Evidence indicates that the effects of unemployment are, like other life changes, to exacerbate existing problems rather than create new ones. Similar effects are ironically observable after economic upturns, another form of life change.

2. Relationship Termination
Divorce and separation are major sources of stress, whether one seeks to end a relationship or is the victim of rejection or abandonment. After separation, an individual experiences separation distress, a reaction to loss of an attachment figure. Emotions become labile(suddenly, dramatically changeable) and ambivalent. Insomnia, lethargy, preoccupation, and depression are not uncommon. Loneliness is experienced because one has lost both one's intimate partner and one's social connection with the community.

3. Bereavement
It is not surprising that death of one's spouse tops the list of stressful life changes. Reactions to loss through death involve disruption in activity and change in identity. Grief work -- behavioural and emotional strategies to cope the the death of a loved one -- involves a likely sequence of numbness, despair, yearning, depression and apathy, before achievement of acceptance. Bereavement, like responses to separation and divorce, is often characterized by the use of defense mechanisms such as denial and displacement.

4. Combat
After World War I, psychologists identified the syndrome of 'shell shock', in which soldiers were disabled by their responses to the trauma of warfare. Common symptoms subsequently observed among veterans of other wars include low threshold for frustration, sponstaneous crying or rage, sleeplessness, fear of sudden noises, and confusion. Effects have sometimes been long-term. The condition, identified among Vietnam veterans, has been labeled the posttraumatic stress disorder.
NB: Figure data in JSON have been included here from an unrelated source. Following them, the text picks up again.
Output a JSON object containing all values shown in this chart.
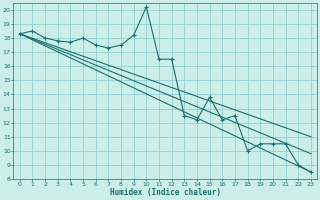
{
  "xlabel": "Humidex (Indice chaleur)",
  "bg_color": "#cceee8",
  "grid_color": "#88cccc",
  "line_color": "#1a7070",
  "xlim": [
    -0.5,
    23.5
  ],
  "ylim": [
    8,
    20.5
  ],
  "xticks": [
    0,
    1,
    2,
    3,
    4,
    5,
    6,
    7,
    8,
    9,
    10,
    11,
    12,
    13,
    14,
    15,
    16,
    17,
    18,
    19,
    20,
    21,
    22,
    23
  ],
  "yticks": [
    8,
    9,
    10,
    11,
    12,
    13,
    14,
    15,
    16,
    17,
    18,
    19,
    20
  ],
  "series1_x": [
    0,
    1,
    2,
    3,
    4,
    5,
    6,
    7,
    8,
    9,
    10,
    11,
    12,
    13,
    14,
    15,
    16,
    17,
    18,
    19,
    20,
    21,
    22,
    23
  ],
  "series1_y": [
    18.3,
    18.5,
    18.0,
    17.8,
    17.7,
    18.0,
    17.5,
    17.3,
    17.5,
    18.2,
    20.2,
    16.5,
    16.5,
    12.5,
    12.2,
    13.8,
    12.2,
    12.5,
    10.0,
    10.5,
    10.5,
    10.5,
    9.0,
    8.5
  ],
  "trend1_x": [
    0,
    23
  ],
  "trend1_y": [
    18.3,
    9.8
  ],
  "trend2_x": [
    0,
    23
  ],
  "trend2_y": [
    18.3,
    8.5
  ],
  "trend3_x": [
    0,
    23
  ],
  "trend3_y": [
    18.3,
    11.0
  ]
}
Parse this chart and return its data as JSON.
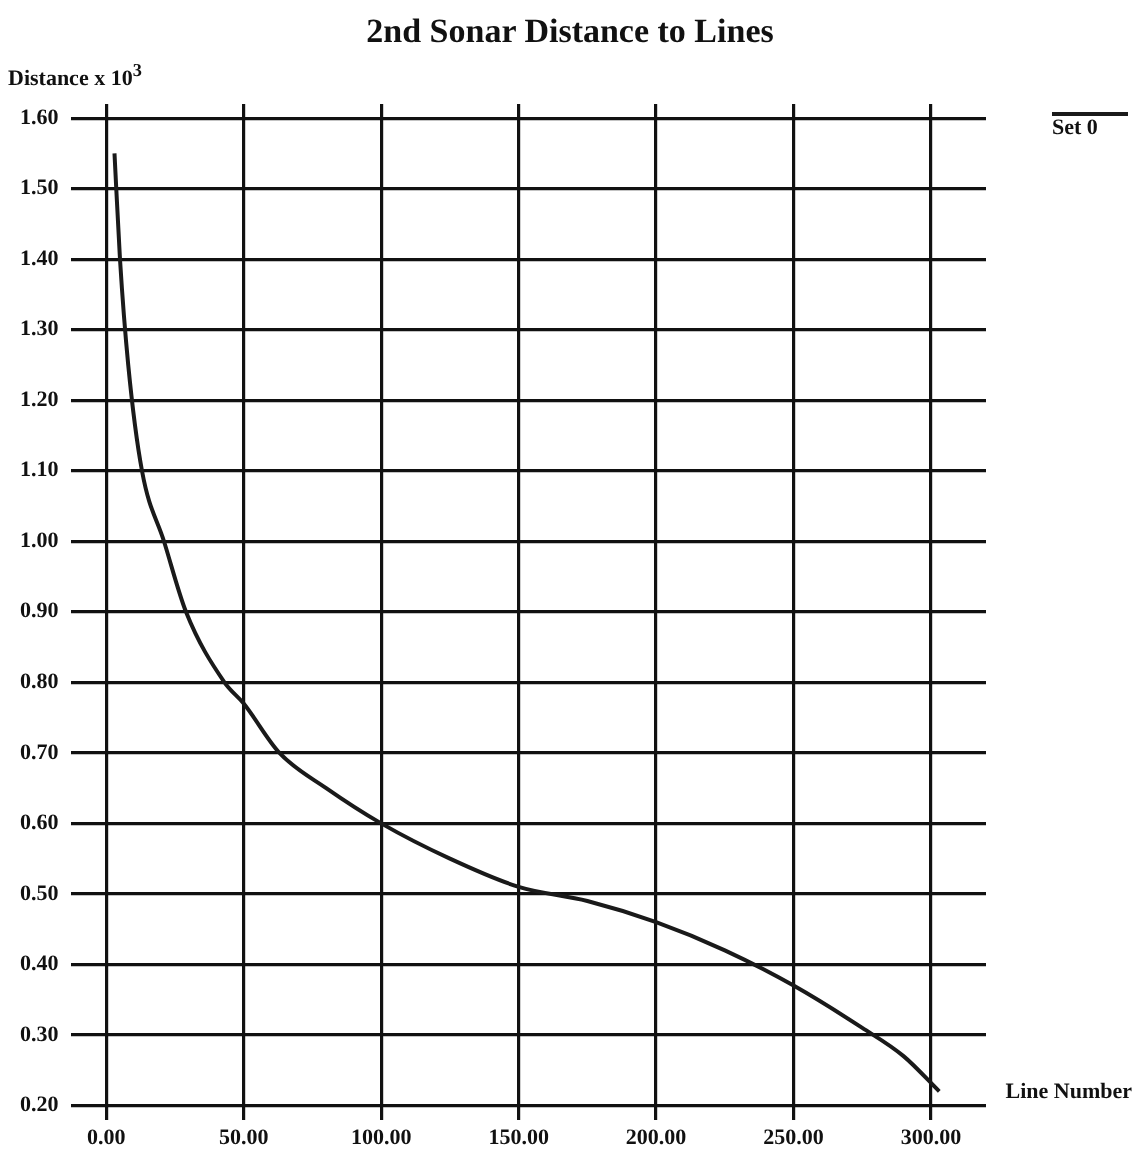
{
  "chart_data": {
    "type": "line",
    "title": "2nd Sonar Distance to Lines",
    "xlabel": "Line Number",
    "ylabel": "Distance x 10$^{3}$",
    "legend": "top right",
    "grid": true,
    "marker": "none",
    "line_style": "solid",
    "xlim": [
      -13,
      320
    ],
    "xticks": [
      {
        "value": 0,
        "label": "0.00"
      },
      {
        "value": 50,
        "label": "50.00"
      },
      {
        "value": 100,
        "label": "100.00"
      },
      {
        "value": 150,
        "label": "150.00"
      },
      {
        "value": 200,
        "label": "200.00"
      },
      {
        "value": 250,
        "label": "250.00"
      },
      {
        "value": 300,
        "label": "300.00"
      }
    ],
    "ylim": [
      0.18,
      1.62
    ],
    "yticks": [
      {
        "value": 0.2,
        "label": "0.20"
      },
      {
        "value": 0.3,
        "label": "0.30"
      },
      {
        "value": 0.4,
        "label": "0.40"
      },
      {
        "value": 0.5,
        "label": "0.50"
      },
      {
        "value": 0.6,
        "label": "0.60"
      },
      {
        "value": 0.7,
        "label": "0.70"
      },
      {
        "value": 0.8,
        "label": "0.80"
      },
      {
        "value": 0.9,
        "label": "0.90"
      },
      {
        "value": 1.0,
        "label": "1.00"
      },
      {
        "value": 1.1,
        "label": "1.10"
      },
      {
        "value": 1.2,
        "label": "1.20"
      },
      {
        "value": 1.3,
        "label": "1.30"
      },
      {
        "value": 1.4,
        "label": "1.40"
      },
      {
        "value": 1.5,
        "label": "1.50"
      },
      {
        "value": 1.6,
        "label": "1.60"
      }
    ],
    "series": [
      {
        "name": "Set 0",
        "color": "#1a1a1a",
        "x": [
          3,
          5,
          8,
          13,
          21,
          29,
          43,
          50,
          63,
          80,
          100,
          125,
          150,
          175,
          200,
          225,
          250,
          275,
          290,
          303
        ],
        "values": [
          1.55,
          1.4,
          1.25,
          1.1,
          1.0,
          0.9,
          0.8,
          0.77,
          0.7,
          0.65,
          0.6,
          0.55,
          0.51,
          0.49,
          0.46,
          0.42,
          0.37,
          0.31,
          0.27,
          0.22
        ]
      }
    ]
  }
}
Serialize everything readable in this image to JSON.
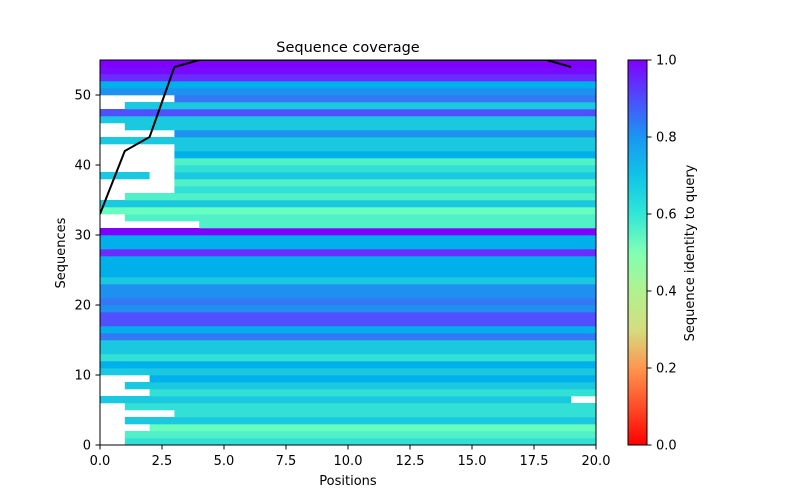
{
  "chart_data": {
    "type": "heatmap",
    "title": "Sequence coverage",
    "xlabel": "Positions",
    "ylabel": "Sequences",
    "xlim": [
      0,
      20
    ],
    "ylim": [
      0,
      55
    ],
    "x_ticks": [
      "0.0",
      "2.5",
      "5.0",
      "7.5",
      "10.0",
      "12.5",
      "15.0",
      "17.5",
      "20.0"
    ],
    "x_tick_values": [
      0,
      2.5,
      5,
      7.5,
      10,
      12.5,
      15,
      17.5,
      20
    ],
    "y_ticks": [
      "0",
      "10",
      "20",
      "30",
      "40",
      "50"
    ],
    "y_tick_values": [
      0,
      10,
      20,
      30,
      40,
      50
    ],
    "colorbar": {
      "label": "Sequence identity to query",
      "colormap": "rainbow",
      "range": [
        0,
        1
      ],
      "ticks": [
        "0.0",
        "0.2",
        "0.4",
        "0.6",
        "0.8",
        "1.0"
      ],
      "tick_values": [
        0,
        0.2,
        0.4,
        0.6,
        0.8,
        1.0
      ]
    },
    "rows": [
      {
        "seq": 0,
        "start": 1,
        "end": 20,
        "identity": 0.62
      },
      {
        "seq": 1,
        "start": 1,
        "end": 20,
        "identity": 0.57
      },
      {
        "seq": 2,
        "start": 2,
        "end": 20,
        "identity": 0.52
      },
      {
        "seq": 3,
        "start": 1,
        "end": 20,
        "identity": 0.67
      },
      {
        "seq": 4,
        "start": 3,
        "end": 20,
        "identity": 0.62
      },
      {
        "seq": 5,
        "start": 1,
        "end": 20,
        "identity": 0.62
      },
      {
        "seq": 6,
        "start": 0,
        "end": 19,
        "identity": 0.67
      },
      {
        "seq": 7,
        "start": 2,
        "end": 20,
        "identity": 0.62
      },
      {
        "seq": 8,
        "start": 1,
        "end": 20,
        "identity": 0.67
      },
      {
        "seq": 9,
        "start": 2,
        "end": 20,
        "identity": 0.72
      },
      {
        "seq": 10,
        "start": 0,
        "end": 20,
        "identity": 0.67
      },
      {
        "seq": 11,
        "start": 0,
        "end": 20,
        "identity": 0.72
      },
      {
        "seq": 12,
        "start": 0,
        "end": 20,
        "identity": 0.62
      },
      {
        "seq": 13,
        "start": 0,
        "end": 20,
        "identity": 0.67
      },
      {
        "seq": 14,
        "start": 0,
        "end": 20,
        "identity": 0.67
      },
      {
        "seq": 15,
        "start": 0,
        "end": 20,
        "identity": 0.84
      },
      {
        "seq": 16,
        "start": 0,
        "end": 20,
        "identity": 0.72
      },
      {
        "seq": 17,
        "start": 0,
        "end": 20,
        "identity": 0.89
      },
      {
        "seq": 18,
        "start": 0,
        "end": 20,
        "identity": 0.89
      },
      {
        "seq": 19,
        "start": 0,
        "end": 20,
        "identity": 0.79
      },
      {
        "seq": 20,
        "start": 0,
        "end": 20,
        "identity": 0.84
      },
      {
        "seq": 21,
        "start": 0,
        "end": 20,
        "identity": 0.79
      },
      {
        "seq": 22,
        "start": 0,
        "end": 20,
        "identity": 0.79
      },
      {
        "seq": 23,
        "start": 0,
        "end": 20,
        "identity": 0.67
      },
      {
        "seq": 24,
        "start": 0,
        "end": 20,
        "identity": 0.72
      },
      {
        "seq": 25,
        "start": 0,
        "end": 20,
        "identity": 0.72
      },
      {
        "seq": 26,
        "start": 0,
        "end": 20,
        "identity": 0.72
      },
      {
        "seq": 27,
        "start": 0,
        "end": 20,
        "identity": 0.94
      },
      {
        "seq": 28,
        "start": 0,
        "end": 20,
        "identity": 0.72
      },
      {
        "seq": 29,
        "start": 0,
        "end": 20,
        "identity": 0.72
      },
      {
        "seq": 30,
        "start": 0,
        "end": 20,
        "identity": 1.0
      },
      {
        "seq": 31,
        "start": 4,
        "end": 20,
        "identity": 0.57
      },
      {
        "seq": 32,
        "start": 1,
        "end": 20,
        "identity": 0.57
      },
      {
        "seq": 33,
        "start": 0,
        "end": 20,
        "identity": 0.52
      },
      {
        "seq": 34,
        "start": 0,
        "end": 20,
        "identity": 0.67
      },
      {
        "seq": 35,
        "start": 1,
        "end": 20,
        "identity": 0.57
      },
      {
        "seq": 36,
        "start": 3,
        "end": 20,
        "identity": 0.62
      },
      {
        "seq": 37,
        "start": 3,
        "end": 20,
        "identity": 0.57
      },
      {
        "seq": 38,
        "start": 3,
        "end": 20,
        "identity": 0.67,
        "extra_segment": {
          "start": 0,
          "end": 2
        }
      },
      {
        "seq": 39,
        "start": 3,
        "end": 20,
        "identity": 0.62
      },
      {
        "seq": 40,
        "start": 3,
        "end": 20,
        "identity": 0.57
      },
      {
        "seq": 41,
        "start": 3,
        "end": 20,
        "identity": 0.72
      },
      {
        "seq": 42,
        "start": 3,
        "end": 20,
        "identity": 0.67
      },
      {
        "seq": 43,
        "start": 0,
        "end": 20,
        "identity": 0.67
      },
      {
        "seq": 44,
        "start": 3,
        "end": 20,
        "identity": 0.79
      },
      {
        "seq": 45,
        "start": 1,
        "end": 20,
        "identity": 0.67
      },
      {
        "seq": 46,
        "start": 0,
        "end": 20,
        "identity": 0.67
      },
      {
        "seq": 47,
        "start": 0,
        "end": 20,
        "identity": 0.89
      },
      {
        "seq": 48,
        "start": 1,
        "end": 20,
        "identity": 0.67
      },
      {
        "seq": 49,
        "start": 3,
        "end": 20,
        "identity": 0.84
      },
      {
        "seq": 50,
        "start": 0,
        "end": 20,
        "identity": 0.79
      },
      {
        "seq": 51,
        "start": 0,
        "end": 20,
        "identity": 0.72
      },
      {
        "seq": 52,
        "start": 0,
        "end": 20,
        "identity": 0.94
      },
      {
        "seq": 53,
        "start": 0,
        "end": 20,
        "identity": 0.98
      },
      {
        "seq": 54,
        "start": 0,
        "end": 20,
        "identity": 1.0
      }
    ],
    "coverage_line": {
      "x": [
        0,
        1,
        2,
        3,
        4,
        5,
        6,
        7,
        8,
        9,
        10,
        11,
        12,
        13,
        14,
        15,
        16,
        17,
        18,
        19
      ],
      "y": [
        33,
        42,
        44,
        54,
        55,
        55,
        55,
        55,
        55,
        55,
        55,
        55,
        55,
        55,
        55,
        55,
        55,
        55,
        55,
        54
      ],
      "color": "#000000"
    }
  }
}
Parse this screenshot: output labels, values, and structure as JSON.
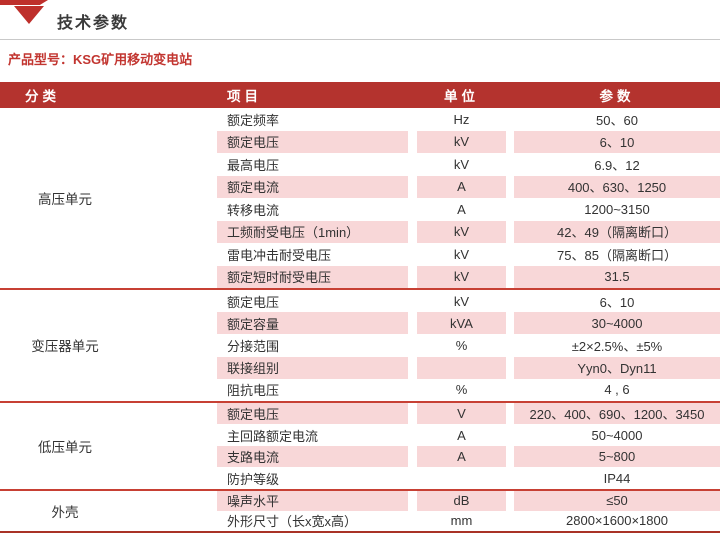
{
  "page": {
    "title": "技术参数",
    "product_model": "产品型号：KSG矿用移动变电站"
  },
  "colors": {
    "header_bg": "#b4332e",
    "stripe_pink": "#f8d7d8",
    "divider_red": "#c74034",
    "accent_red": "#c23530"
  },
  "table": {
    "headers": {
      "category": "分类",
      "item": "项目",
      "unit": "单位",
      "param": "参数"
    },
    "sections": [
      {
        "category": "高压单元",
        "rows": [
          {
            "item": "额定频率",
            "unit": "Hz",
            "param": "50、60"
          },
          {
            "item": "额定电压",
            "unit": "kV",
            "param": "6、10"
          },
          {
            "item": "最高电压",
            "unit": "kV",
            "param": "6.9、12"
          },
          {
            "item": "额定电流",
            "unit": "A",
            "param": "400、630、1250"
          },
          {
            "item": "转移电流",
            "unit": "A",
            "param": "1200~3150"
          },
          {
            "item": "工频耐受电压（1min）",
            "unit": "kV",
            "param": "42、49（隔离断口）"
          },
          {
            "item": "雷电冲击耐受电压",
            "unit": "kV",
            "param": "75、85（隔离断口）"
          },
          {
            "item": "额定短时耐受电压",
            "unit": "kV",
            "param": "31.5"
          }
        ]
      },
      {
        "category": "变压器单元",
        "rows": [
          {
            "item": "额定电压",
            "unit": "kV",
            "param": "6、10"
          },
          {
            "item": "额定容量",
            "unit": "kVA",
            "param": "30~4000"
          },
          {
            "item": "分接范围",
            "unit": "%",
            "param": "±2×2.5%、±5%"
          },
          {
            "item": "联接组别",
            "unit": "",
            "param": "Yyn0、Dyn11"
          },
          {
            "item": "阻抗电压",
            "unit": "%",
            "param": "4 , 6"
          }
        ]
      },
      {
        "category": "低压单元",
        "rows": [
          {
            "item": "额定电压",
            "unit": "V",
            "param": "220、400、690、1200、3450"
          },
          {
            "item": "主回路额定电流",
            "unit": "A",
            "param": "50~4000"
          },
          {
            "item": "支路电流",
            "unit": "A",
            "param": "5~800"
          },
          {
            "item": "防护等级",
            "unit": "",
            "param": "IP44"
          }
        ]
      },
      {
        "category": "外壳",
        "rows": [
          {
            "item": "噪声水平",
            "unit": "dB",
            "param": "≤50"
          },
          {
            "item": "外形尺寸（长x宽x高）",
            "unit": "mm",
            "param": "2800×1600×1800"
          }
        ]
      }
    ]
  }
}
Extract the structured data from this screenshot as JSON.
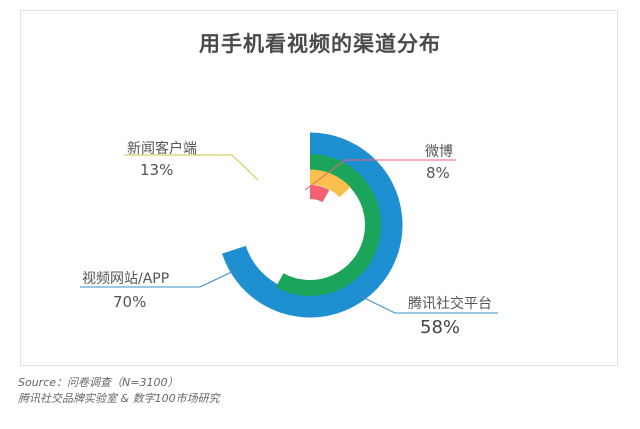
{
  "chart_data": {
    "type": "radial-bar",
    "title": "用手机看视频的渠道分布",
    "series": [
      {
        "name": "视频网站/APP",
        "value": 70,
        "value_label": "70%",
        "color": "#1e8fd0"
      },
      {
        "name": "腾讯社交平台",
        "value": 58,
        "value_label": "58%",
        "color": "#1aa55a"
      },
      {
        "name": "新闻客户端",
        "value": 13,
        "value_label": "13%",
        "color": "#fbc04b"
      },
      {
        "name": "微博",
        "value": 8,
        "value_label": "8%",
        "color": "#f26270"
      }
    ]
  },
  "source_line1": "Source：问卷调查（N=3100）",
  "source_line2": "腾讯社交品牌实验室 & 数字100市场研究"
}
5. Environmental Disasters
Reactions to catastrophes like earthquakes, floods, hurricanes, fires, and plane crashes appear to involve at least three common stages. In the shock stage, victims appear stunned, dazed, numb, or even amnesic. in the suggestible stage, victims passively cooperate with their rescuers and therapists. In the third stage, recovery, anxiety threatens regaining emotional stability, and victims may repeat their stories in an effort to control and understand. Some research suggests the development of later stages involving guilt for having survived when others did not.



Nobody told me how hard and lonely change is. ~ Joan Gilbertson

Pain, repeatedly experienced, indicates a need for self-assessment, an inventory of our behavior. Honest self-appraisal may well call for change, a change in attitude perhaps, a change in specific behavior in some instances, or maybe a change in direction. We get off the right path occasionally, but go merrily on our way until barriers surface, doors close, and experiences become painful.

Most of us willingly wallow in our pain a while, not because we like it, but because its familiarity offers security. We find some comfort in our pain because at least it holds no surprises.

When our trust in God is high, we are more willing to change. And we open ourselves to the indications for movement in a new direction.

Each of us must find our own willingness. Each of us must develop attentiveness to the signs that repeatedly invite changes in our behavior. But most of all, each of us has to travel the road to change, singly.

Changes we must find the courage to make will never be exactly like someone else's changes.